El creciente desarrollo de la ciencia y de la técnica parecía
asegurar un progreso económico y social ininterrumpido. Es
cierto que ese progreso generalizado no alcanzaba en toda Europa la
misma homogeneidad. Existían diferencias económicas
y sociales entre el norte y el sur de Europa y entre la Europa Occidental
y la Oriental. La región sudoriental del continente, constituida
por la península balcánica, era con mucho la más
atrasada. Era un fenómeno que se explicaba por su tardía
incorporación a la especificidad europea, a causa del prolongado
dominio otomano que había sufrido durante siglos. Por ello
no puede sorprender que en esta etapa se calificase a los Balcanes
de «avispero de Europa». En consecuencia, pudo considerarse
natural que en una de sus ciudades -la serbia de Sarajevo- se iniciase
la ignición de la mecha que iba a hacer detonar los explosivos
que se habían ido acumulando en Europa.
El explosivo de las contradicciones económicas, engendradas
por el desarrollo desigual de sus países, que impulsaba a algunos
de éstos a tratar de obtener por la fuerza un nuevo reparto
territorial del mundo.
El reparto realizado en el Congreso de Berlín (1898) había
quedado ya obsoleto. El explosivo de las contradicciones políticas
nacionalistas, que se había exacerbado por el creciente desarrollo
de los chovinismos de gran potencia y de la necesidad de defenderse
contra él que tenían las pequeñas naciones y
las minorías nacionales. El explosivo de las contradicciones
militaristas, desarrolladas mediante una creciente carrera armamentista
en la que estaban empeñadas las principales potencias europeas.
Esa conjunción detonante explotó en 1914 con el pueril
pretexto del atentado de Sarajevo. Se inicia así la contienda
bélica, que primero se denominó «guerra europea»
-denominación muy significativa-, después, «gran
guerra», y, finalmente, primera guerra mundial, una vez que
con el estallido de la segunda fue posible tal numeración.
De hecho, en esta gran contienda europea radica el comienzo del proceso
que acabaría fragmentando a Europa. Lejos de solucionar los
problemas pendientes en el continente -como se pretendió por
la propaganda de los beligerantes-, la exacerbación de los
nacionalismos y de las ambiciones imperialistas hizo imposible que
una auténtica paz se iniciase con el final de la fase bélica.
Los sugestivos principios plasmados en los «14 puntos»

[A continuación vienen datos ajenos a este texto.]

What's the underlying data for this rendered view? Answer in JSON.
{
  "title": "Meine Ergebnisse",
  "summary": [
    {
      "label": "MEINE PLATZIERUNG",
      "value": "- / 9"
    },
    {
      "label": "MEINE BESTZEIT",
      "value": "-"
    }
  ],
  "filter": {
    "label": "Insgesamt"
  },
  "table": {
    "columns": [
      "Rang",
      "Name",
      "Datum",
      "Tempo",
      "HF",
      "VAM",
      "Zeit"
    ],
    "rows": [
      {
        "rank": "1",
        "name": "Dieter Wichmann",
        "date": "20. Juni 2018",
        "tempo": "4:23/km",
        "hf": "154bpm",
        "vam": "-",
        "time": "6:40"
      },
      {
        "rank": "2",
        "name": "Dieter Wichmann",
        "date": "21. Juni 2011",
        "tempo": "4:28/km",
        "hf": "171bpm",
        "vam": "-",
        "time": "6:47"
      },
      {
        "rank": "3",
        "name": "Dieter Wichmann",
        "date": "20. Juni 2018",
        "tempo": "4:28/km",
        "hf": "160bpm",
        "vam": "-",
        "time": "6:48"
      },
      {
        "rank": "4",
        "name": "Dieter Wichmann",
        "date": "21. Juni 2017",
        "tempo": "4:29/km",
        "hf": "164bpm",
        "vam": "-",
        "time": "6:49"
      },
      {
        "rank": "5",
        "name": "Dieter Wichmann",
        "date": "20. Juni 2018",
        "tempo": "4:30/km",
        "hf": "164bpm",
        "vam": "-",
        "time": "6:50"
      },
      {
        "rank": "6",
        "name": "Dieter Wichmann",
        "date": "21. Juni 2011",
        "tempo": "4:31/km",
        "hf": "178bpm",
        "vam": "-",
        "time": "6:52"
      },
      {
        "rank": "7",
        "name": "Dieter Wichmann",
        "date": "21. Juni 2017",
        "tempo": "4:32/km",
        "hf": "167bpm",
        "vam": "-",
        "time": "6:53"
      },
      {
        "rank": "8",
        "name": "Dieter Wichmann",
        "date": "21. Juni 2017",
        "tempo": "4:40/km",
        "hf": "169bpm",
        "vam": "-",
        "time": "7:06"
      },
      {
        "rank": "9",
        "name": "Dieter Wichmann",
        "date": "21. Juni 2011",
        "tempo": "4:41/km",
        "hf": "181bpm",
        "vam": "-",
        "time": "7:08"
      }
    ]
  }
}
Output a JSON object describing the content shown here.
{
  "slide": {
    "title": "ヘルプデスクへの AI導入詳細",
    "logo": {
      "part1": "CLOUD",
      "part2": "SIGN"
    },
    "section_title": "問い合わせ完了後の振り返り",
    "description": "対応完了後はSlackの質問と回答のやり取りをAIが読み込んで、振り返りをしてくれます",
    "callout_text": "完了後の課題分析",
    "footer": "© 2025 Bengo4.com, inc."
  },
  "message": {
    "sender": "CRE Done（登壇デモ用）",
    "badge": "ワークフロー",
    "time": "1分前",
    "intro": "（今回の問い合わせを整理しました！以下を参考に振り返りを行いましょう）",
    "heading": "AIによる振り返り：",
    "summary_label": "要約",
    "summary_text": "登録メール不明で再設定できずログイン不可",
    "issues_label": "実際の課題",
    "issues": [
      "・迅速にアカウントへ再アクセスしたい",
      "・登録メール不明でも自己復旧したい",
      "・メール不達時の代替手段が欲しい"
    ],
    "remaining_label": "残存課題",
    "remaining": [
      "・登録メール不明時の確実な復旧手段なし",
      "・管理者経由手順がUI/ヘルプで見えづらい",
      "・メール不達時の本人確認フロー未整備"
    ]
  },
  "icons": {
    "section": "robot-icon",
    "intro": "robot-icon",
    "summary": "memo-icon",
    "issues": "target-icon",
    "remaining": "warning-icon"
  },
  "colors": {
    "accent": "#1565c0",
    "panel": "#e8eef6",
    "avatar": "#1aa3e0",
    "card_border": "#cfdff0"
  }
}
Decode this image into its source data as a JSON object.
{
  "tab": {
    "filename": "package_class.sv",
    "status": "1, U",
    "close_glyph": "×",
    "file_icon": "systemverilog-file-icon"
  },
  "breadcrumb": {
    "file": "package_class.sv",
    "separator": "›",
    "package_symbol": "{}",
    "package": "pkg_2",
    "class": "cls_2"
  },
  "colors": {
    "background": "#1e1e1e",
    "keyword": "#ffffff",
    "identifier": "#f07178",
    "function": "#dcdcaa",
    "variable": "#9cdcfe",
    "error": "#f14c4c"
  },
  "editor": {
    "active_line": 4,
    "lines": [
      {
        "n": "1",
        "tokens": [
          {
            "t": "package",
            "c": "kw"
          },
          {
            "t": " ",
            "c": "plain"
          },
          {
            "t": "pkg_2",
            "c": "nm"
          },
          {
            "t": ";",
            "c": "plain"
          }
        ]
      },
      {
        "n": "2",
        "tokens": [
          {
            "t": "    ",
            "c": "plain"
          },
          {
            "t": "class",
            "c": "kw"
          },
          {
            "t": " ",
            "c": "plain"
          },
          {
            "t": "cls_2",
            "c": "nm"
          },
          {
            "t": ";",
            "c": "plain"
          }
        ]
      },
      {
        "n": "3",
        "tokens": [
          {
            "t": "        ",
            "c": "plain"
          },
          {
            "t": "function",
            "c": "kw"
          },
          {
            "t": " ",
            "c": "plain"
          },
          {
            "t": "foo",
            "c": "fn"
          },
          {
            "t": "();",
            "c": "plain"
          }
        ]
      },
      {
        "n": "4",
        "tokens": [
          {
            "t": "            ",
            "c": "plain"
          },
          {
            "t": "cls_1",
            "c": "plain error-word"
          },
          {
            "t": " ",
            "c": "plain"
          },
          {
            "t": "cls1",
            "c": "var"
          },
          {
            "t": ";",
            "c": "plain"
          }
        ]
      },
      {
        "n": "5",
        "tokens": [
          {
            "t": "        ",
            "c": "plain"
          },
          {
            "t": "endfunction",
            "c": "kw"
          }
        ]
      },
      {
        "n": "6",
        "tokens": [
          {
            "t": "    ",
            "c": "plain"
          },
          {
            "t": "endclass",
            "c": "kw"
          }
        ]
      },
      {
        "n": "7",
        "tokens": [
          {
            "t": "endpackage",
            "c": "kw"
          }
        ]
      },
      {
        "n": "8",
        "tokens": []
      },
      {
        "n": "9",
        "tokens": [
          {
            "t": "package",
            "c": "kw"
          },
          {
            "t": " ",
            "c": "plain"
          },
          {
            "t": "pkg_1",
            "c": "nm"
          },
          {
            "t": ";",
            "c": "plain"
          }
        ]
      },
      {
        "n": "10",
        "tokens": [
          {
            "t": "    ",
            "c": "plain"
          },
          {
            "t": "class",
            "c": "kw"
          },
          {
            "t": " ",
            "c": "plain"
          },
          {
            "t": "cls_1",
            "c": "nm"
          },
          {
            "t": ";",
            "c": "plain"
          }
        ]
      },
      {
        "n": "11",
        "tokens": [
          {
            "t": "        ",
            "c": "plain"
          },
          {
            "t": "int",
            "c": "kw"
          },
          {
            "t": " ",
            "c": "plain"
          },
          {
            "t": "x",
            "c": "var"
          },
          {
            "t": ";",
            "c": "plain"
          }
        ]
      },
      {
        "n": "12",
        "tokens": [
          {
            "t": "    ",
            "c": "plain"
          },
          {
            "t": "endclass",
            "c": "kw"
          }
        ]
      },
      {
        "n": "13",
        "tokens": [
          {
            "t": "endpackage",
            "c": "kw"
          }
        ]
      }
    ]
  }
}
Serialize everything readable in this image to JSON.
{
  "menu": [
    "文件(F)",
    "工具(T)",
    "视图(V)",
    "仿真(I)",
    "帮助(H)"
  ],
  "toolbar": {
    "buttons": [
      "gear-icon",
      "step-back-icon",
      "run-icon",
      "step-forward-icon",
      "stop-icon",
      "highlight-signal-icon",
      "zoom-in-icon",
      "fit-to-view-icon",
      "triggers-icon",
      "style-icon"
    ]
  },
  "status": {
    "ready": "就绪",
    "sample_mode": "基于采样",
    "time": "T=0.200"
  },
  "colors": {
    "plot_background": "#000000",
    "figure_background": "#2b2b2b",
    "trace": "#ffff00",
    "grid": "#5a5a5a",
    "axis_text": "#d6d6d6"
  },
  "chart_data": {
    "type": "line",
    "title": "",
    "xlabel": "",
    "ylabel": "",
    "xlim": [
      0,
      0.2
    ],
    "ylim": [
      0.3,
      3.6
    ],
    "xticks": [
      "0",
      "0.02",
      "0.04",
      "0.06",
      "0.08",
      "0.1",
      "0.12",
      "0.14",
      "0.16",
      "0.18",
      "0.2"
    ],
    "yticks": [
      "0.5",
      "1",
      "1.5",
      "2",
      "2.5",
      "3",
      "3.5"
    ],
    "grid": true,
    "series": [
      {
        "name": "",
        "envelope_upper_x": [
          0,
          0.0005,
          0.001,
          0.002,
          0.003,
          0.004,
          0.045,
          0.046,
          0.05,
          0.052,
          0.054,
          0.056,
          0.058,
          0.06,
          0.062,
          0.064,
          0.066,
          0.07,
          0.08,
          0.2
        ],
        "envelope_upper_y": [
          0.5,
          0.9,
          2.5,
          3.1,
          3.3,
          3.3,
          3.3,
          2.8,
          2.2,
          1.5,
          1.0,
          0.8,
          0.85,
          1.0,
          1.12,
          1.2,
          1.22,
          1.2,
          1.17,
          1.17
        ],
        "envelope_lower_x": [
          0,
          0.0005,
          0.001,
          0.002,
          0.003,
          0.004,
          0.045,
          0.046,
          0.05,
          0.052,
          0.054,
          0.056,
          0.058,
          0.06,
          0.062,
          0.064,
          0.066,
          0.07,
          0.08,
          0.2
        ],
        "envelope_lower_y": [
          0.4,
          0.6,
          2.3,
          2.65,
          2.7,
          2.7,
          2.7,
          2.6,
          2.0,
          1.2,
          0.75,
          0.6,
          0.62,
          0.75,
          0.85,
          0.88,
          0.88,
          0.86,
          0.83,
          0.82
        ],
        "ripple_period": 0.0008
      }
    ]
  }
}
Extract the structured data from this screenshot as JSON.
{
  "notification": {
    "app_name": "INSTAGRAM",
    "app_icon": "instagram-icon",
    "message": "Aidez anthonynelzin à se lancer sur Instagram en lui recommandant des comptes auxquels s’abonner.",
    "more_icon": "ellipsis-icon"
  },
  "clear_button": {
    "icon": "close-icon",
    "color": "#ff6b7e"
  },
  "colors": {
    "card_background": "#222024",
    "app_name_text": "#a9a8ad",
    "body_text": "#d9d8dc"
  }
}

del presidente Wilson quedaron reducidos a papel mojado por las duras
condiciones impuestas a los vencidos mediante los tratados de Versalles
y Saint-Germain.
En esas duras condiciones encontró el incipiente movimiento
nazi el mejor caldo de cultivo para su desarrollo. Con su posterior
ascenso al poder en Alemania (1933) y la formación del eje
nazi-fascista, Europa se fracciona de hecho entre los que poco después
serán los contendientes de la segunda guerra mundial. Utilizando
la coacción militar, o la afinidad política con muchos
de sus regímenes fascistas o semi-fascistas, la Alemania nazi
consiguió que la mayoría de los países de Europa
oriental participasen en su «cruzada» anticomunista contra
la URSS. Por ello no puede sorprender que, cuando los ejércitos
soviéticos, después de vencer a las tropas nazis en
las decisivas batallas de Stalingrado y el arco de Kursk, penetran
en Europa central y oriental, derroquen a los regímenes pro-nazis
instaurados en esos países. Ese es el caso de Rumania, Bulgaria
y Hungría. Por el contrario, Polonia y Checoslovaquia disponen
de gobiernos en el exilio, que participan en el campo aliado, y Yugoslavia
y Albania son liberadas por sus respectivos movimientos guerrilleros.
Empero, tales particularidades no modifican el hecho fundamental de
que todos esos países de Europa central y oriental fueron integrados
en el denominado «bloque socialista», que adoptó
el modelo conocido de «socialismo real».
El profesor García de Cortázar, en su «Historia
del mundo actual, 1945-8%, describe así el proceso que integró
a eso países en el «bloque socialista»: «En
el corto espacio de tiempo que media entre 1945 y 1948, en la mayoría
de estos países se produjo un fulgurante ascenso de los partidos
marxistas, aprovechando bien la presencia del Ejército Rojo
o el enorme prestigio de los militantes de los partidos comunistas
bien arropados por la aureola de vencedor que exhibía la URSS.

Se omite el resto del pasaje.